CHP İzmir Milletvekili Av. Kılıç, aşı problemi nedeniyle el altından kontrolsüz bir piyasanın da oluştuğuna dikkat çekerek, “Kaçak ve ruhsatsız karma aşı çok ciddi boyutlara ulaşmış durumda. Bu aşıların içerikleri, neye iyi geldiği, yan etkileri hepsi muallakta. Hayvan sağlığı ile insan sağlığı ayrı düşünülebilecek bir konu değildir.” ifadesini kullandı.
Aşı sorunu çözülene kadar hayvan severlerin tedbirli olmaları gerektiğine işaret eden CHP Milletvekili Av.
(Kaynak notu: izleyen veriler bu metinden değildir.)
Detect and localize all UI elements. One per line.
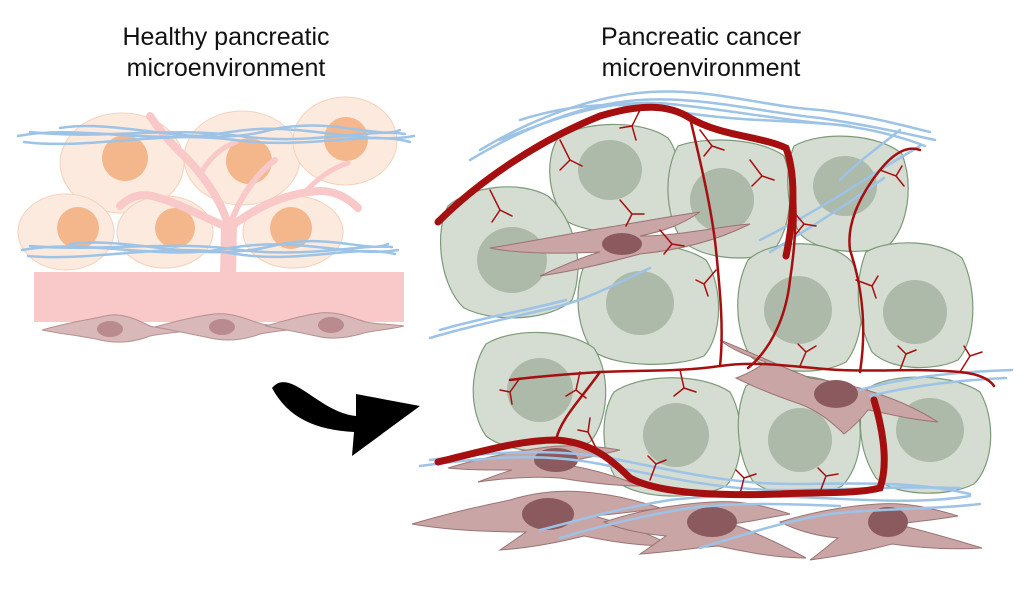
duct-branch xyxy=(116,191,233,232)
pancreatic-duct-tree xyxy=(116,112,362,283)
caf-nucleus xyxy=(814,380,858,408)
duct-branch xyxy=(226,157,278,231)
tumor-nucleus xyxy=(883,280,947,344)
acinar-nucleus xyxy=(270,207,312,249)
duct-branch xyxy=(197,139,239,178)
tumor-nucleus xyxy=(477,227,547,293)
caf-nucleus xyxy=(687,507,737,537)
tumor-nucleus xyxy=(578,140,642,200)
duct-branch xyxy=(302,160,351,195)
stellate-nucleus xyxy=(97,321,123,337)
caf-nucleus xyxy=(522,498,574,530)
tumor-nucleus xyxy=(606,271,674,335)
cancer-title-line-1: Pancreatic cancer xyxy=(600,23,802,51)
duct-branch xyxy=(146,112,233,232)
acinar-nucleus xyxy=(155,208,195,248)
tumor-nucleus xyxy=(507,358,573,422)
cancer-title: Pancreatic cancer microenvironment xyxy=(556,22,846,84)
transition-arrow xyxy=(272,382,420,456)
quiescent-stellate-cells xyxy=(41,312,405,343)
tumor-vasculature xyxy=(434,103,996,499)
healthy-title: Healthy pancreatic microenvironment xyxy=(68,22,384,84)
cancer-title-line-2: microenvironment xyxy=(601,54,801,82)
acinar-nucleus xyxy=(102,135,148,181)
tumor-nucleus xyxy=(764,276,832,344)
caf-nucleus xyxy=(602,233,642,255)
healthy-title-line-2: microenvironment xyxy=(126,54,326,82)
tumor-nucleus xyxy=(690,168,754,232)
caf-nucleus xyxy=(868,507,908,537)
caf-nuclei xyxy=(522,233,908,537)
vessel-branches xyxy=(489,109,983,495)
capillary xyxy=(554,370,602,442)
stellate-nucleus xyxy=(209,319,235,335)
collagen-fibres-healthy xyxy=(16,124,416,259)
capillary xyxy=(718,362,996,388)
acinar-nucleus xyxy=(57,207,99,249)
healthy-panel xyxy=(16,96,416,343)
capillary xyxy=(872,398,886,490)
arrow-shaft xyxy=(272,382,420,456)
duct-branch xyxy=(225,186,362,232)
capillary xyxy=(848,147,922,374)
duct-trunk xyxy=(220,217,237,283)
stellate-nucleus xyxy=(318,317,344,333)
capillary xyxy=(688,116,723,368)
capillary xyxy=(746,148,797,370)
cancer-panel xyxy=(411,90,1014,561)
healthy-title-line-1: Healthy pancreatic xyxy=(122,23,330,51)
tumor-nucleus xyxy=(768,408,832,472)
tumor-nucleus xyxy=(643,403,709,467)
Sevda Erdan Kılıç, “Dışarıdaki hayvanlarla teması olan, sokaktaki hayvanları seven ve besleyen insanların özellikle bu süreçte temas yaptıktan sonra hastanın dışkısı, idrarı, kanı, salyası ya da sümüğü, vücuduna, tenine, elbisesine bulaştıktan sonra mümkünse eve gittikten sonra normal hijyen şartlarına dikkat etmeli. El sabunlamak, elbise değiştirmek, duş almak gibi önlemler almakta fayda var. Bu süreçte evimize ekstra bir hayvan almak istiyorsak, mutlaka bir veteriner hekimden görüş alıp, evdeki can dostumuz için risk oluşturup oluşturmayacağını kontrol ettirmelerini tavsiye ederim.” uyarısında bulundu.